Justice of the Supreme Court of Uganda
- Incumbent
- Assumed office 16 November 2022

Personal details
- Born: Uganda
- Alma mater: Makerere University Law Development Centre

= Elizabeth Musoke =

Ugandan lawyer and judge

Elizabeth Musoke is an Ugandan justice of the Supreme Court of Uganda, since November 2022.

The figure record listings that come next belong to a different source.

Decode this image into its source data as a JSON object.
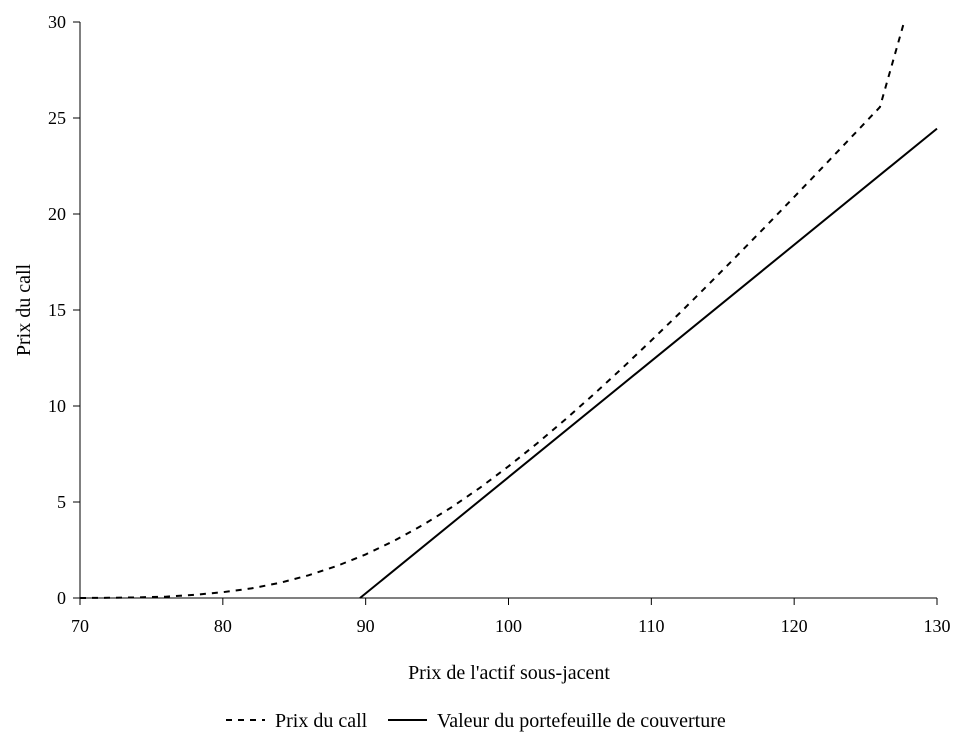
{
  "chart_data": {
    "type": "line",
    "title": "",
    "xlabel": "Prix de l'actif sous-jacent",
    "ylabel": "Prix du call",
    "xlim": [
      70,
      130
    ],
    "ylim": [
      0,
      30
    ],
    "x_ticks": [
      70,
      80,
      90,
      100,
      110,
      120,
      130
    ],
    "y_ticks": [
      0,
      5,
      10,
      15,
      20,
      25,
      30
    ],
    "grid": false,
    "legend_position": "bottom",
    "series": [
      {
        "name": "Prix du call",
        "style": "dashed",
        "color": "#000000",
        "x": [
          70,
          72,
          74,
          76,
          78,
          80,
          82,
          84,
          86,
          88,
          90,
          92,
          94,
          96,
          98,
          100,
          102,
          104,
          106,
          108,
          110,
          112,
          114,
          116,
          118,
          120,
          122,
          124,
          126,
          127.7
        ],
        "y": [
          0.0,
          0.01,
          0.03,
          0.07,
          0.16,
          0.3,
          0.5,
          0.79,
          1.18,
          1.67,
          2.27,
          2.98,
          3.8,
          4.72,
          5.74,
          6.86,
          8.05,
          9.31,
          10.63,
          12.0,
          13.41,
          14.85,
          16.33,
          17.83,
          19.35,
          20.89,
          22.44,
          24.0,
          25.57,
          30.0
        ]
      },
      {
        "name": "Valeur du portefeuille de couverture",
        "style": "solid",
        "color": "#000000",
        "x": [
          89.6,
          130
        ],
        "y": [
          0.0,
          24.45
        ]
      }
    ]
  }
}
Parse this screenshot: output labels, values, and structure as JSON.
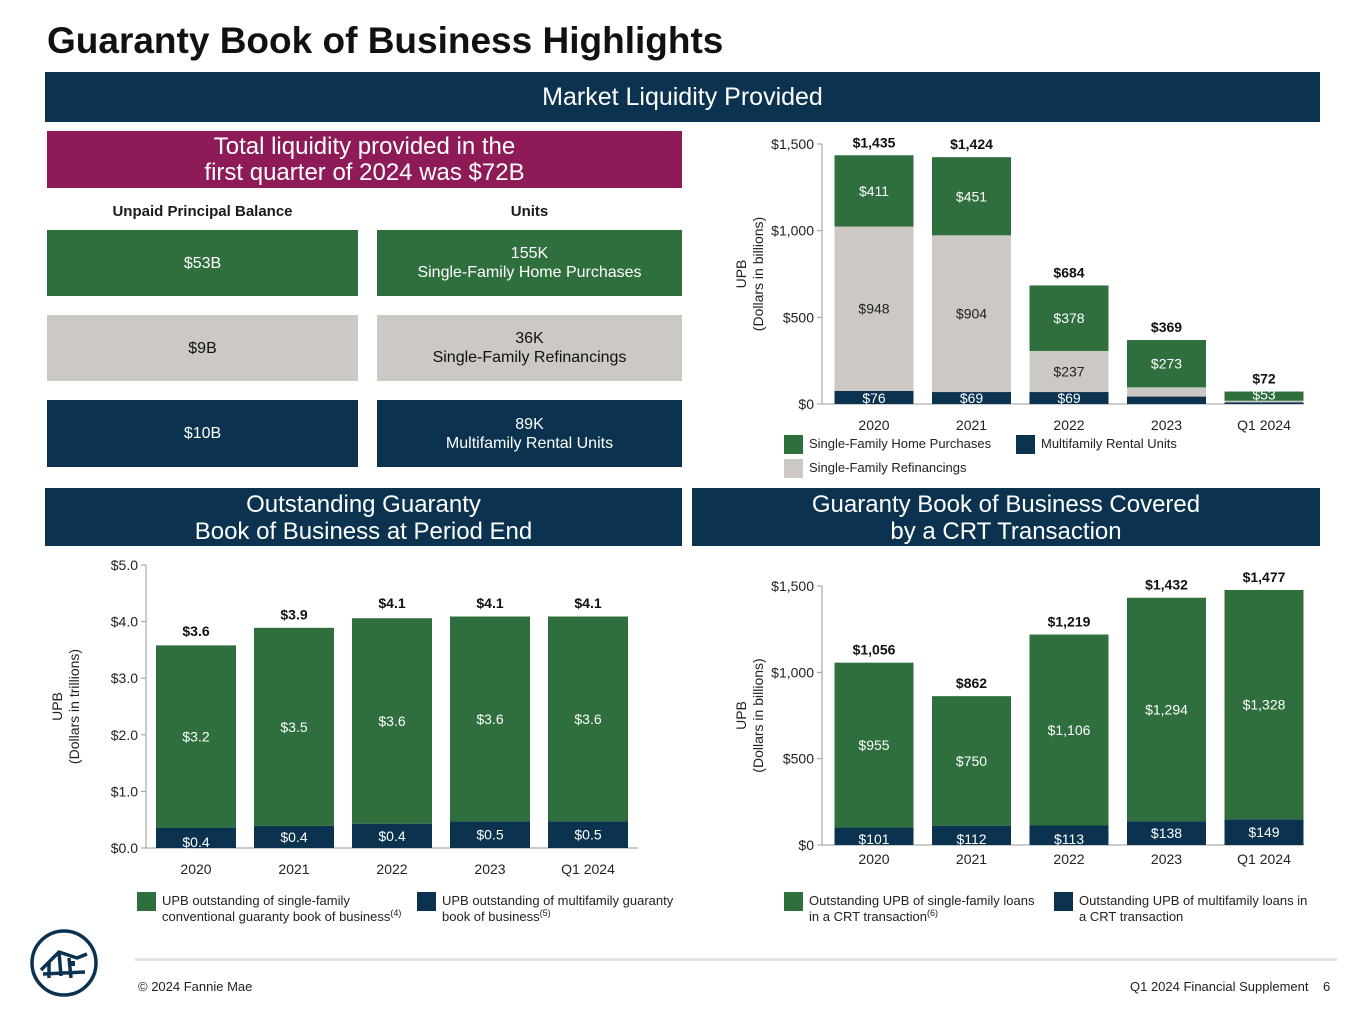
{
  "page_title": "Guaranty Book of Business Highlights",
  "main_banner": "Market Liquidity Provided",
  "liquidity_headline": "Total liquidity provided in the\nfirst quarter of 2024 was $72B",
  "upb_header": "Unpaid Principal Balance",
  "units_header": "Units",
  "boxes": [
    {
      "upb": "$53B",
      "units": "155K\nSingle-Family Home Purchases"
    },
    {
      "upb": "$9B",
      "units": "36K\nSingle-Family Refinancings"
    },
    {
      "upb": "$10B",
      "units": "89K\nMultifamily Rental Units"
    }
  ],
  "outstanding_banner": "Outstanding Guaranty\nBook of Business at Period End",
  "crt_banner": "Guaranty Book of Business Covered\nby a CRT Transaction",
  "colors": {
    "green": "#2f6f3e",
    "light": "#ccc8c3",
    "navy": "#0b3350",
    "magenta": "#8e1b58"
  },
  "footer": {
    "copyright": "© 2024 Fannie Mae",
    "supplement": "Q1 2024 Financial Supplement",
    "page": "6"
  },
  "logo_icon": "fannie-mae-house-logo-icon",
  "chart_data": [
    {
      "type": "bar",
      "stacked": true,
      "categories": [
        "2020",
        "2021",
        "2022",
        "2023",
        "Q1 2024"
      ],
      "ylabel": "UPB\n(Dollars in billions)",
      "ylim": [
        0,
        1500
      ],
      "yticks": [
        0,
        500,
        1000,
        1500
      ],
      "ytick_labels": [
        "$0",
        "$500",
        "$1,000",
        "$1,500"
      ],
      "totals": [
        1435,
        1424,
        684,
        369,
        72
      ],
      "total_labels": [
        "$1,435",
        "$1,424",
        "$684",
        "$369",
        "$72"
      ],
      "series": [
        {
          "name": "Multifamily Rental Units",
          "color": "#0b3350",
          "values": [
            76,
            69,
            69,
            43,
            10
          ],
          "labels": [
            "$76",
            "$69",
            "$69",
            "",
            ""
          ],
          "label_color": "#ffffff"
        },
        {
          "name": "Single-Family Refinancings",
          "color": "#ccc8c3",
          "values": [
            948,
            904,
            237,
            53,
            9
          ],
          "labels": [
            "$948",
            "$904",
            "$237",
            "",
            ""
          ],
          "label_color": "#222222"
        },
        {
          "name": "Single-Family Home Purchases",
          "color": "#2f6f3e",
          "values": [
            411,
            451,
            378,
            273,
            53
          ],
          "labels": [
            "$411",
            "$451",
            "$378",
            "$273",
            "$53"
          ],
          "label_color": "#ffffff"
        }
      ],
      "legend": [
        {
          "label": "Single-Family Home Purchases",
          "color": "#2f6f3e"
        },
        {
          "label": "Multifamily Rental Units",
          "color": "#0b3350"
        },
        {
          "label": "Single-Family Refinancings",
          "color": "#ccc8c3"
        }
      ],
      "legend_placement": "bottom"
    },
    {
      "type": "bar",
      "stacked": true,
      "categories": [
        "2020",
        "2021",
        "2022",
        "2023",
        "Q1 2024"
      ],
      "ylabel": "UPB\n(Dollars in trillions)",
      "ylim": [
        0,
        5
      ],
      "yticks": [
        0,
        1,
        2,
        3,
        4,
        5
      ],
      "ytick_labels": [
        "$0.0",
        "$1.0",
        "$2.0",
        "$3.0",
        "$4.0",
        "$5.0"
      ],
      "totals": [
        3.6,
        3.9,
        4.1,
        4.1,
        4.1
      ],
      "total_labels": [
        "$3.6",
        "$3.9",
        "$4.1",
        "$4.1",
        "$4.1"
      ],
      "series": [
        {
          "name": "UPB outstanding of multifamily guaranty book of business",
          "color": "#0b3350",
          "values": [
            0.36,
            0.39,
            0.43,
            0.47,
            0.47
          ],
          "labels": [
            "$0.4",
            "$0.4",
            "$0.4",
            "$0.5",
            "$0.5"
          ],
          "label_color": "#ffffff"
        },
        {
          "name": "UPB outstanding of single-family conventional guaranty book of business",
          "color": "#2f6f3e",
          "values": [
            3.22,
            3.5,
            3.63,
            3.62,
            3.62
          ],
          "labels": [
            "$3.2",
            "$3.5",
            "$3.6",
            "$3.6",
            "$3.6"
          ],
          "label_color": "#ffffff"
        }
      ],
      "legend": [
        {
          "label": "UPB outstanding of single-family\nconventional guaranty book of business",
          "sup": "(4)",
          "color": "#2f6f3e"
        },
        {
          "label": "UPB outstanding of multifamily guaranty\nbook of business",
          "sup": "(5)",
          "color": "#0b3350"
        }
      ],
      "legend_placement": "bottom"
    },
    {
      "type": "bar",
      "stacked": true,
      "categories": [
        "2020",
        "2021",
        "2022",
        "2023",
        "Q1 2024"
      ],
      "ylabel": "UPB\n(Dollars in billions)",
      "ylim": [
        0,
        1500
      ],
      "yticks": [
        0,
        500,
        1000,
        1500
      ],
      "ytick_labels": [
        "$0",
        "$500",
        "$1,000",
        "$1,500"
      ],
      "totals": [
        1056,
        862,
        1219,
        1432,
        1477
      ],
      "total_labels": [
        "$1,056",
        "$862",
        "$1,219",
        "$1,432",
        "$1,477"
      ],
      "series": [
        {
          "name": "Outstanding UPB of multifamily loans in a CRT transaction",
          "color": "#0b3350",
          "values": [
            101,
            112,
            113,
            138,
            149
          ],
          "labels": [
            "$101",
            "$112",
            "$113",
            "$138",
            "$149"
          ],
          "label_color": "#ffffff"
        },
        {
          "name": "Outstanding UPB of single-family loans in a CRT transaction",
          "color": "#2f6f3e",
          "values": [
            955,
            750,
            1106,
            1294,
            1328
          ],
          "labels": [
            "$955",
            "$750",
            "$1,106",
            "$1,294",
            "$1,328"
          ],
          "label_color": "#ffffff"
        }
      ],
      "legend": [
        {
          "label": "Outstanding UPB of single-family loans\nin a CRT transaction",
          "sup": "(6)",
          "color": "#2f6f3e"
        },
        {
          "label": "Outstanding UPB of multifamily loans in\na CRT transaction",
          "sup": "",
          "color": "#0b3350"
        }
      ],
      "legend_placement": "bottom"
    }
  ]
}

==Background and education==
She was born and educated in Uganda for he pre-university education. She earned a Bachelor of Laws (LLB) degree from Makerere University, the nation's oldest and largest public University. She also obtained a Diploma in Legal Practice, from the Law Development Centre, in Kampala, the country's capital city. She was admitted to the Uganda Bar as a practicing lawyer.

==Career==
She worked with the ministry of justice for several years and left at the rank of Principal State Attorney to join the Inspectorate of Government as Director Legal Affairs in 1999. In July 2013, she was appointed to serve as a judge of the High Court of Uganda, assigned to the civil division, serving in that capacity until October 2015, when she was elevated to the Court of Appeal, which doubles as the Constitutional Court of Uganda. In November 2022, she was appointed by H.E Yoweri Kaguta Museveni as a Justice of the Supreme Court of Uganda.